Sjögren's syndrome (SS) is a chronic autoimmune disease characterized by severe dryness of the eyes and mouth, resulting from lymphocytic infiltration of the lacrimal and salivary glands. SS may exist as a primary condition (primary SS, 1.SS) or as a secondary condition (2.SS) in association with rheumatoid arthritis, systemic lupus erythematosus, or progressive systemic sclerosis. In some 1.SS patients, there may be involvement of the extraglandular organs, including skin, kidney, liver, lung and nervous system. Furthermore, these patients may develop a lymphoproliferative syndrome that includes lymphadenopathy and increased risk of lymphoma. In the pathogenesis of SS, a role for Epstein-Barr virus (EBV) has been suggested because: (a) EBV is present in salivary gland epithelial cells of normal individuals and exaggerated immune responses against EBV could play a role in the destruction of salivary glands in SS; (b) SS salivary gland biopsies contain increased levels of EBV DNA in comparison to normal salivary glands, indicating viral reactivation and inability of lymphoid infiltrates to control EBV replication in SS patients; and (c) salivary gland epithelial cells in SS patients express high levels of HLA-DR antigens and may present EBV-associated antigens to immune T cells in SS patients.

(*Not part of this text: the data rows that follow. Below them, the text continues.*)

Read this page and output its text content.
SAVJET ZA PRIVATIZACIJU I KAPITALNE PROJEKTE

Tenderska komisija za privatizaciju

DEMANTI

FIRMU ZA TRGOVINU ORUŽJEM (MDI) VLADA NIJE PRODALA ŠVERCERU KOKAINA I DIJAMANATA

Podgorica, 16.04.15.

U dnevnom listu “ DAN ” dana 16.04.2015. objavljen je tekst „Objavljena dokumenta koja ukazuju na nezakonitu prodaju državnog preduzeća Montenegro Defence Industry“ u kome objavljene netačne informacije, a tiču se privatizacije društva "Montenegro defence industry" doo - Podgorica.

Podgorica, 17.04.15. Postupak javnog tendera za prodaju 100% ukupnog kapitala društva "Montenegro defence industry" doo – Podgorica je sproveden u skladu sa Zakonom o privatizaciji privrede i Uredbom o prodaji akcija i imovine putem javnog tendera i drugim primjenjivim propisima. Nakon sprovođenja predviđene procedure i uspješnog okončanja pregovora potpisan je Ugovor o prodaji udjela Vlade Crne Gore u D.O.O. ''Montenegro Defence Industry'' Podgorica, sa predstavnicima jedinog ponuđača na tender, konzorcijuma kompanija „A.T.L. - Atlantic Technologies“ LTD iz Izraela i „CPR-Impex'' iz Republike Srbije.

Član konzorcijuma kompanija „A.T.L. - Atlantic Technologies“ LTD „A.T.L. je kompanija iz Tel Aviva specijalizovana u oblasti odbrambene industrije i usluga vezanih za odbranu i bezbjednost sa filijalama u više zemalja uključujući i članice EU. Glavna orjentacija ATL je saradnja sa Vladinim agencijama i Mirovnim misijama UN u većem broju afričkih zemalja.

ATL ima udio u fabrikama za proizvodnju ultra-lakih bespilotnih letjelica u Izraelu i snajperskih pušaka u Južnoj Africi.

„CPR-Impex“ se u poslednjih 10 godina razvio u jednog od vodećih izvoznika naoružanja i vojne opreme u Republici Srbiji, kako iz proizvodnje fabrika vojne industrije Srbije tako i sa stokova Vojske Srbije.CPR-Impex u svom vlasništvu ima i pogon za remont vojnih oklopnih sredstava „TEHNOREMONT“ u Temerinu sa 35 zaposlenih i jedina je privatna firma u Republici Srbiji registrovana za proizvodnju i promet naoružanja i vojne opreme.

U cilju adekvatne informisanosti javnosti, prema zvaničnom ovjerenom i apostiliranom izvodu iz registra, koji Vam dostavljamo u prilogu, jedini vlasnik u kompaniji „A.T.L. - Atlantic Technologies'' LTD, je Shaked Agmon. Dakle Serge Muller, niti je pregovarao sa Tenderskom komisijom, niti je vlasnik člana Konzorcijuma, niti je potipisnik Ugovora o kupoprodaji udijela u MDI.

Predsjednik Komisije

Therefore, SS may represent a situation in which genetically predisposed individuals (i.e., HLA-DR3-DQA4-DQB2) have a persistent but ineffectual T cell immune response against EBV at its site of latency. Among 14 non-Hodgkin's lymphomas that developed in SS patients, EBV DNA was detected in increased amounts in the tumor tissue of one patient. Characterization of this tumor DNA revealed: (a) polyclonal immunoglobulin gene rearrangements; (b) EBV DNA with an unusual restriction fragment length polymorphism pattern involving the Bam M fragment; and (c) EBV terminal repeat sequences suggestive of viral replication, similar to those reported in EBV lymphomas occurring in other immunocompromised individuals. Early recognition of this clinical problem may allow beneficial use of antiviral agents.